ASEAN KEY DESTINATIONS
FDI drops in Philippines prior to Aquino
In a statement, the Bangko Sentral ng Pilipinas (BSP) said FDI inflows in the first half of this year reached $732 million, or 42 percent lower than the $1.270 billion in the same period last year.
In June alone, the country enjoyed inflows of $128 million, a reversal of the $123 million outflows in the same month last year.
The Aquino administration managed to flesh out its policy directions only during the President's State of the Nation Address in late July.
The BSP said the other capital account-consisting of intercompany borrowing/lending between foreign direct investors and their subsidiaries in the country-recovered with a net inflow of $404 million from a net outflow of $193 million last year.
Among the sectors that benefited from inter-company borrowings were business process outsourcing (BPO) and utilities.
Equity capital also yielded a $106 million net inflow, with the majority of the investors coming from the US, Switzerland, Japan, the Netherlands, Singapore, Ireland and Hong Kong.

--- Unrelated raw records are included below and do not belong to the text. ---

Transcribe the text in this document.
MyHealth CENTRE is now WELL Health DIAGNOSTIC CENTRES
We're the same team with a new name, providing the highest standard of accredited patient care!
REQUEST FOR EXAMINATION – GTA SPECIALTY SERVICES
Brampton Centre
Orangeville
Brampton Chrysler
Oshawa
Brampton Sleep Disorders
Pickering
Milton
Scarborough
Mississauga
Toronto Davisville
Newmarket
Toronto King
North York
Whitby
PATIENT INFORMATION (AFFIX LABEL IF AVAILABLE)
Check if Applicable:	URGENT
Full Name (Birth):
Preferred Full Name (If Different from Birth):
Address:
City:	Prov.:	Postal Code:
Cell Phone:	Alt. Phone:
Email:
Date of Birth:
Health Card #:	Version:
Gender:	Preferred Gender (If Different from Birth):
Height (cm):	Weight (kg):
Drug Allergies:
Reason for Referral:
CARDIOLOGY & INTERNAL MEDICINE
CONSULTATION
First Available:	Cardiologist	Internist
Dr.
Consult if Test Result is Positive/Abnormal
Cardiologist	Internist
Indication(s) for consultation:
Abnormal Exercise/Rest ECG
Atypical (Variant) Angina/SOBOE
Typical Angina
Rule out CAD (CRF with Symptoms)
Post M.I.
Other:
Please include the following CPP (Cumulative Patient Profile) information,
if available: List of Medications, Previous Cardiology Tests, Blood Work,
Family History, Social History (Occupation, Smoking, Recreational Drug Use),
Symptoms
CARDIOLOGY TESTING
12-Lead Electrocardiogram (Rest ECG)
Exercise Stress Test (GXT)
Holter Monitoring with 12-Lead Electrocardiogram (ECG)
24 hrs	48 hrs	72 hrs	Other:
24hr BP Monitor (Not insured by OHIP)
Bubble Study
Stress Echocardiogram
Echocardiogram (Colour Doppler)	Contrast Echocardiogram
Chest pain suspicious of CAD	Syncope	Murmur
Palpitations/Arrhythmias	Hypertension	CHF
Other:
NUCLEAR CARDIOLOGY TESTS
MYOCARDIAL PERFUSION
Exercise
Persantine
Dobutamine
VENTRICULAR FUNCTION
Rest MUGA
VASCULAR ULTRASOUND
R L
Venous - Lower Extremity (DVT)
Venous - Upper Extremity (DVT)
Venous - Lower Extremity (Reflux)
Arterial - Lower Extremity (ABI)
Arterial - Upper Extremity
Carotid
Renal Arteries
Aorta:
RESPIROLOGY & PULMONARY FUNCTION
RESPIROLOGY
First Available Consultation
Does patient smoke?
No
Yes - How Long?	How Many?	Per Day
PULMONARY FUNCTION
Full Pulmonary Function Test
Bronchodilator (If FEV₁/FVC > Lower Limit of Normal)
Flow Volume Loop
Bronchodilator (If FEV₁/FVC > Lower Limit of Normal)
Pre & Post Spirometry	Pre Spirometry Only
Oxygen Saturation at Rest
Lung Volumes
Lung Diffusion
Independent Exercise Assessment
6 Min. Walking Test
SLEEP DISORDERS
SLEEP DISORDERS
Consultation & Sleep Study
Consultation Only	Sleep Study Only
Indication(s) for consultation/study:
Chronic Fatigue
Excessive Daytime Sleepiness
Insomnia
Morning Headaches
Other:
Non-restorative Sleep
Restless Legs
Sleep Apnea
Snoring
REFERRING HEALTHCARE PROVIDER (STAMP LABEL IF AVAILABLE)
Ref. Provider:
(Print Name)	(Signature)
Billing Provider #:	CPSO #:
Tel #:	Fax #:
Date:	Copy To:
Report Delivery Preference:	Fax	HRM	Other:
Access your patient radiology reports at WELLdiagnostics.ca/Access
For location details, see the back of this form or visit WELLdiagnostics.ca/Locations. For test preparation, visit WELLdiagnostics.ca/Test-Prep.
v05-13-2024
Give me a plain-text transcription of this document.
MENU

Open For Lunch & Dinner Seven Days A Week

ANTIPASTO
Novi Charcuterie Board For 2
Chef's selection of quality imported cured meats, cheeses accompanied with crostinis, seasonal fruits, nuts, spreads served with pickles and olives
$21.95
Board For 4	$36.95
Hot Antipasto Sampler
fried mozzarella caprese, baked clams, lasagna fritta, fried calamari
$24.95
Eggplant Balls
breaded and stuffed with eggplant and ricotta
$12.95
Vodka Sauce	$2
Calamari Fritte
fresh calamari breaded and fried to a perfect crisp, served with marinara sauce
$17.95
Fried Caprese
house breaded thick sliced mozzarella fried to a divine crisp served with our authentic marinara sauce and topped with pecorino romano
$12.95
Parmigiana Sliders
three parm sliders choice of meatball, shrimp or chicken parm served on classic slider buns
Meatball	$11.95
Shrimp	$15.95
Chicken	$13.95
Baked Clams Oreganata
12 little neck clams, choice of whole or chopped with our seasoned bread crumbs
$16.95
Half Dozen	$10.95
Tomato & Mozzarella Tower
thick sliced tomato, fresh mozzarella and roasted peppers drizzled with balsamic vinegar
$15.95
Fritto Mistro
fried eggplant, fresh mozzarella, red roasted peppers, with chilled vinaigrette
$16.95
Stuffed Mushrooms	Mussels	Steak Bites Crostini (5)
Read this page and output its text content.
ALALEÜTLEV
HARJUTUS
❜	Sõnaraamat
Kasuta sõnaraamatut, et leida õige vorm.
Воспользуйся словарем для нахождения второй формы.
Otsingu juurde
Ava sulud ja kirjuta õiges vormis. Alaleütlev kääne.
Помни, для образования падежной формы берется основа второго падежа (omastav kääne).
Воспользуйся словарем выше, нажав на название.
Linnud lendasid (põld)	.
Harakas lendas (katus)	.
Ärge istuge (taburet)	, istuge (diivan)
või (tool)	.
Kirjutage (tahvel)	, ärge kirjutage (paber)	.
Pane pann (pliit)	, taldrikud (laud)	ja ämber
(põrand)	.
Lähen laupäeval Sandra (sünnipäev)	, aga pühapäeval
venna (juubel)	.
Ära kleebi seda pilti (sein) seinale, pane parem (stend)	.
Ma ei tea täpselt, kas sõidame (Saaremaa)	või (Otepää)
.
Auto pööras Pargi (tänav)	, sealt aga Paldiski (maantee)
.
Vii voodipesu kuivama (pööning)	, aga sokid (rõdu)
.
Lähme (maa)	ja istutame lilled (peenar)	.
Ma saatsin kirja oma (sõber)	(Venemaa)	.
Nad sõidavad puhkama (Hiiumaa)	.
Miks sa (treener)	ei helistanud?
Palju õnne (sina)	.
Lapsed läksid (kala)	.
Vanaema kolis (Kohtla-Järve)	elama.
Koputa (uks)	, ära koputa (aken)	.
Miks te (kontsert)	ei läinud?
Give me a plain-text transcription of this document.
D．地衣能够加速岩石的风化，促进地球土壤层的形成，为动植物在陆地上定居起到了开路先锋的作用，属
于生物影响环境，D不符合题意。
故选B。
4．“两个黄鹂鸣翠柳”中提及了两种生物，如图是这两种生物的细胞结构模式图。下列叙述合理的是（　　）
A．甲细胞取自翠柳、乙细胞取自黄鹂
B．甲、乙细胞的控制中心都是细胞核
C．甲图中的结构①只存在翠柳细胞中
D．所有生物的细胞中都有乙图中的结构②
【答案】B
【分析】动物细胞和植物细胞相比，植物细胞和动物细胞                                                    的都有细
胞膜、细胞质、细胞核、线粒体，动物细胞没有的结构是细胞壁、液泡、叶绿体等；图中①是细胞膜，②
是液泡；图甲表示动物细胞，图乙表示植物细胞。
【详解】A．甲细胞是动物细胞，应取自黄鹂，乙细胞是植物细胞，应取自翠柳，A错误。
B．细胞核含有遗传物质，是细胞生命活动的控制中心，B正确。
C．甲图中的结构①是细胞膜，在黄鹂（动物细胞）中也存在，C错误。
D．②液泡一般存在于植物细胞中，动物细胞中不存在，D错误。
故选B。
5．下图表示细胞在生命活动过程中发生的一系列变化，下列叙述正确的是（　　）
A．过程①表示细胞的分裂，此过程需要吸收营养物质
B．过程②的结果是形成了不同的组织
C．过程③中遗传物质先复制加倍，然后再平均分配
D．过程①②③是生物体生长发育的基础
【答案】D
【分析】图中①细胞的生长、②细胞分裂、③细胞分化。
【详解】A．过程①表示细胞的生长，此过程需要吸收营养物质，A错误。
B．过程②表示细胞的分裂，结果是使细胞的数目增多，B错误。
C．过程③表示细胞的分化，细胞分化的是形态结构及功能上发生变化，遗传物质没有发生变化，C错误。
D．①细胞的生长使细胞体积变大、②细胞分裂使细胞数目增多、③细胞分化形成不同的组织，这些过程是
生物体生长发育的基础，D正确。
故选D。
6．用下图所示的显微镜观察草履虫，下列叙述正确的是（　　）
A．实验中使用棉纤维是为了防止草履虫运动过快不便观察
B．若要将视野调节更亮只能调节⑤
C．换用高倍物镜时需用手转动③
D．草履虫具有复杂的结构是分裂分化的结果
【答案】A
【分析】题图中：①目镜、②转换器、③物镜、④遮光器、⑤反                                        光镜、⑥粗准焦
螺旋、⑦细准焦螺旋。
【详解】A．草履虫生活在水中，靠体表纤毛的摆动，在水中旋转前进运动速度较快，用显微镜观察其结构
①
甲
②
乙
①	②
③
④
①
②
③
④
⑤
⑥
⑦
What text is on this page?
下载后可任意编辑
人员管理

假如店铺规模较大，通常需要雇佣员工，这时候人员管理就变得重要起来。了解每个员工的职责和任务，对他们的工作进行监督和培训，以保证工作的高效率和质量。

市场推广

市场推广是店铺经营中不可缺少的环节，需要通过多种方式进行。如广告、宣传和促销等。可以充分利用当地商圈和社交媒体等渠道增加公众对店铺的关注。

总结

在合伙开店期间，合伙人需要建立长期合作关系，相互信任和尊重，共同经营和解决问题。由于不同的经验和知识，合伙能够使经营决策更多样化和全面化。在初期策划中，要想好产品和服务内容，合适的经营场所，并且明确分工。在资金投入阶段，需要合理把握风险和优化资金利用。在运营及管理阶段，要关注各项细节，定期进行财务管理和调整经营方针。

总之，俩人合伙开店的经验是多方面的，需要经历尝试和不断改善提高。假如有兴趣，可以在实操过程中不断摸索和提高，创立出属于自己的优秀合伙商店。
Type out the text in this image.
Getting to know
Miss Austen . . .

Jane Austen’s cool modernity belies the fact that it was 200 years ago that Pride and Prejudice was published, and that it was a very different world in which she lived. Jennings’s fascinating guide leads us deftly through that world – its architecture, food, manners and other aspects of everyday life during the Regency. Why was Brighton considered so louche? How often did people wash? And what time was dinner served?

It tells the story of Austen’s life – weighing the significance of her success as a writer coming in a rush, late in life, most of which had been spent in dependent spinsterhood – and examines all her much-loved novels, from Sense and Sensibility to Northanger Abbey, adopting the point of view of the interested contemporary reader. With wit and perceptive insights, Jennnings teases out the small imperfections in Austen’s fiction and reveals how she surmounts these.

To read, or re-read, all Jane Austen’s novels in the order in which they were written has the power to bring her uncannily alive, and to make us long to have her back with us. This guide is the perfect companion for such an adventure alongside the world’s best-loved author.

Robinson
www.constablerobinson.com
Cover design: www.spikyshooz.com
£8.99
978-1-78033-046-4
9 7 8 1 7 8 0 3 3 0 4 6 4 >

The BSP said investments were directed to manufacturing, services, real estate, financial intermediation, utilities, mining, transportation/storage sectors and hotels and restaurants.
Net equity capital was lower than the $1.5 billion recorded in the same period last year because of big-ticket investments in the first five months of 2009.
Reinvested earnings also registered net inflows of $222 million, significantly higher than the $7 million net inflows posted a year ago.
For 2010, the central bank revised its inflows projection to $2 billion from $1.8 billion earlier.